Politicians love to lump "entitlements" all together, ignoring that the bulk of that is Social Security (third rail!) and that a large chunk is military retirement spending and VA benefits, which rightly should be counted under military spending. Actual welfare and social development spending is fairly small.
As for Al Qaeda, "retreating" is not a concept that applies to fighting criminals. The whole notion that a "war" can be fought against a criminal gang like Al Qaeda (which was not in Iraq before we fucked it up, and would fall apart there if we weren't recruiting for them with screwups like Abu Ghraib) is the root of the problem here.
What will happen if we pull out immediately? The same thing that will happen if we pull out next year, or in five years, or in twenty years - chaos. The question is whether we are smart enough to cut our losses.
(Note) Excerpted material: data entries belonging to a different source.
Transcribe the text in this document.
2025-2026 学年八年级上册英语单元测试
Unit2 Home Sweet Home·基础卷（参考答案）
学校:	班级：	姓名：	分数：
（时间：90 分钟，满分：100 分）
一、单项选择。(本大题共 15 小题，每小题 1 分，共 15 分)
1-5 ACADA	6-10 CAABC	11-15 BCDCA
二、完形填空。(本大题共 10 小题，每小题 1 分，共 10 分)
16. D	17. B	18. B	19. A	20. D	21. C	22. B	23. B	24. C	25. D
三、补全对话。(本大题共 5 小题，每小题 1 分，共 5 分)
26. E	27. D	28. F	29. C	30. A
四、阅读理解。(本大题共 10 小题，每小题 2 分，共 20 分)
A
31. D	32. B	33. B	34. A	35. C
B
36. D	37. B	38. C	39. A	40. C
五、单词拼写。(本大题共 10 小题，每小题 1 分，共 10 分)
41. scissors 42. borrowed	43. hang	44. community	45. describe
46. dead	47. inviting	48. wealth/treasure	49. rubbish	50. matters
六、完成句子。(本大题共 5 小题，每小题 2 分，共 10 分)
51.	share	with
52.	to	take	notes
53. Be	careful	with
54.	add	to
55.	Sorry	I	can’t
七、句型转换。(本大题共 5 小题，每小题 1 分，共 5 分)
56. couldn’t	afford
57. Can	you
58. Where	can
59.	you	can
In the game of go, there is a common strategic error (at least for beginners like me) where a player will try to save a group of stones with a "ladder", laying down more sones and trying to escape. But a knowledgable player will see the pattern develop, knows his pieces are doomed, and lets them fall rather than wasting even more resources to have them and even more fall.
Iraq is a quagmire; Cheney knew it thirteen years ago. The invasion was a stupid and criminal thing to do. Bush and company should be impeached for their crimes, and the U.S. (and U.K., which really bears the root responsbibility for screwing up the Middle East back to the British Mandate) should compensate the Iraqi people as best it can and get the hell out.